App-a-Day: Telegram

Monday 5-18-2015


Happy Monday everyone and welcome back to App-a-Day. Today’s app, Telegram, is inspired by a very interesting and thought provoking article I stumbled upon this morning. The article is published in Mashable and is titled “A long way from Moscow - ‘Russia’s Mark Zuckerberg’ took on the Kremlin and lost his country and the business he build,” written by Christopher Miller.



In the article, the writer (quite accurately, I might add) refers to billionaire Russian entrepreneur Pavel Durov as “Russia’s Mark Zuckerberg” and tells the sobering story of how he went from superstar founder and CEO of Russian social media giant VKontakte, one of the richest and most influential people in the tech world, to a dishonored outcast, fired from the company he helped build and banished from the country he once loved.



“VKontakte, meaning ‘in contact,’ is Russia’s most popular social network, dwarfing Facebook and Twitter in Russia with its more than 69 million monthly users.”

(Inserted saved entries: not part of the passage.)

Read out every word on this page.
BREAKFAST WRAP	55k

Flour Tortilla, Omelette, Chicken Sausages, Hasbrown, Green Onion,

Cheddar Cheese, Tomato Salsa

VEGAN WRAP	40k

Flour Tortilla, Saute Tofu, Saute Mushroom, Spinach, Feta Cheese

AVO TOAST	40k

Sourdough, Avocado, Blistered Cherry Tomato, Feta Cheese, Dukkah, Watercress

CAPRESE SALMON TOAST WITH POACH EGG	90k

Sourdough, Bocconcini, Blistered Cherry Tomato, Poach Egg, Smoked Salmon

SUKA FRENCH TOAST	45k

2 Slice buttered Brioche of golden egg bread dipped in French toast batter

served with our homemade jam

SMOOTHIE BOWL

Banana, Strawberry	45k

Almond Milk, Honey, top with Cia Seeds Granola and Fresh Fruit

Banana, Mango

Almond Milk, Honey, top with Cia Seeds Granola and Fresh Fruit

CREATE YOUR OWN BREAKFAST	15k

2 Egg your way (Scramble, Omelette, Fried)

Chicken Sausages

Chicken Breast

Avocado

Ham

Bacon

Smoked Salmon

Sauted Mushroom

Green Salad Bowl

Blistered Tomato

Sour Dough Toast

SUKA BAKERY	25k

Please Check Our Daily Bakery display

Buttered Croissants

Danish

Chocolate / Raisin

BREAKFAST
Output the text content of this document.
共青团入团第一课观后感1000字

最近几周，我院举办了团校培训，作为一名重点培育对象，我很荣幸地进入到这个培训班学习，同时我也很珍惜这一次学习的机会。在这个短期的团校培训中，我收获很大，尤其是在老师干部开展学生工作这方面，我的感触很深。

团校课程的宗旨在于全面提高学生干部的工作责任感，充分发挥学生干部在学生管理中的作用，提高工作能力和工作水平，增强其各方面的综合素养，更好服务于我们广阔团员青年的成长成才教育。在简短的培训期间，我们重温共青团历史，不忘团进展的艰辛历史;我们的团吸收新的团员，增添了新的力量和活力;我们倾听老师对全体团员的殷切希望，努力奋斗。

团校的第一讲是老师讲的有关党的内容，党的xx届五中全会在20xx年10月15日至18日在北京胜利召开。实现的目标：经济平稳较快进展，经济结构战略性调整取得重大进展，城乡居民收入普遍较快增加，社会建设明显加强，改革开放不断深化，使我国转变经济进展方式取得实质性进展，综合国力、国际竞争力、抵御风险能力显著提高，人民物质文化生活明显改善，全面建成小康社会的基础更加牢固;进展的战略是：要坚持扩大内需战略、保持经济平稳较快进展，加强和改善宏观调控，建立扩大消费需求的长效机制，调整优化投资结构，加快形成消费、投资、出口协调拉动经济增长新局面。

Pavel Durov, along with his brother Nikolai and business partner Vyacheslav Mirilashvili founded the company in 2006 to rival up-and-coming Palo Alto based social network Facebook. VKontakte was a huge hit in Russia and quickly became the most popular social network in the country, trumping Facebook and Twitter.



That was then. At the young age of 22, Durov was at the helm of social media unicorn VKontakte, he was a multimillionaire celebrity, he was on top of the world.


Today, at age 30, although still considered extremely successful, Durov is no longer head of VKontakte. Currently residing in New York, the Russian entrepreneur spoke with Mashable about his tremendous journey from being one of the most influential entrepreneurs in Russia, to being outcast by his own government, losing all control of the company he helped build.





The Mashable article describes this in length and is a very interesting read.

Long story short, in recent years the Kremlin has become increasingly aware of the potential social and political impact online services like VKontakte can make and have begun ramping up efforts to censor and control the flow of information.



Pavel Durov, who is known for his cynical attitude towards the Russian government, of course did not cooperate. The young entrepreneur went so far as to write, “on Victory Day when Russians celebrate their defeat of Nazis, that Josef Stalin had ‘defended from Hitler his right to suppress the Soviet people.’ a satirical remark that drew the ire of many Russians at the time of mounting nationalism.”

In late 2011, when the Kremlin demanded that VKontakte take down anti-government groups and block the profiles of key opposition leaders, Durov did not budge. Little did he know at the time that his actions of defiance against Russia’s political powers would eventually cost him his country and his job.

In the wake of his fallout with the Russian government, losing his company in the process, combined with the news of NSA whistleblower Edward Snowden’s flight to Moscow, Durov realised that security from the prying eyes of corporations and governments was a growing and frightening concern.





Which brings up back to today’s app. Telegram



Telegram was created by Pavel Durov. A faster and more secure messaging app. With over 50 million users worldwide, the app has since earned its place among privacy conscious users. Unlike many other messaging services, Telegram vows to never spy on its users.



“Durov insists there are no outside investors involved in Telegram - and there never will be. He learned his lesson with VKontakte.”


Telegram’s messaging service is lightning fast and the overall app experience is exceedingly fluid, but Telegram’s biggest selling point by far is its extremely secure encryption protocols that keeps user’s conversations private. It’s “secret chats” feature provides users with an added level of security.

The app itself is free and has no ads.  Behind Pavel Durov, Telegram has firmly positioned itself as a strong proponent of internet privacy and security in an age where governments, corporations, and agencies are vying to track your every move.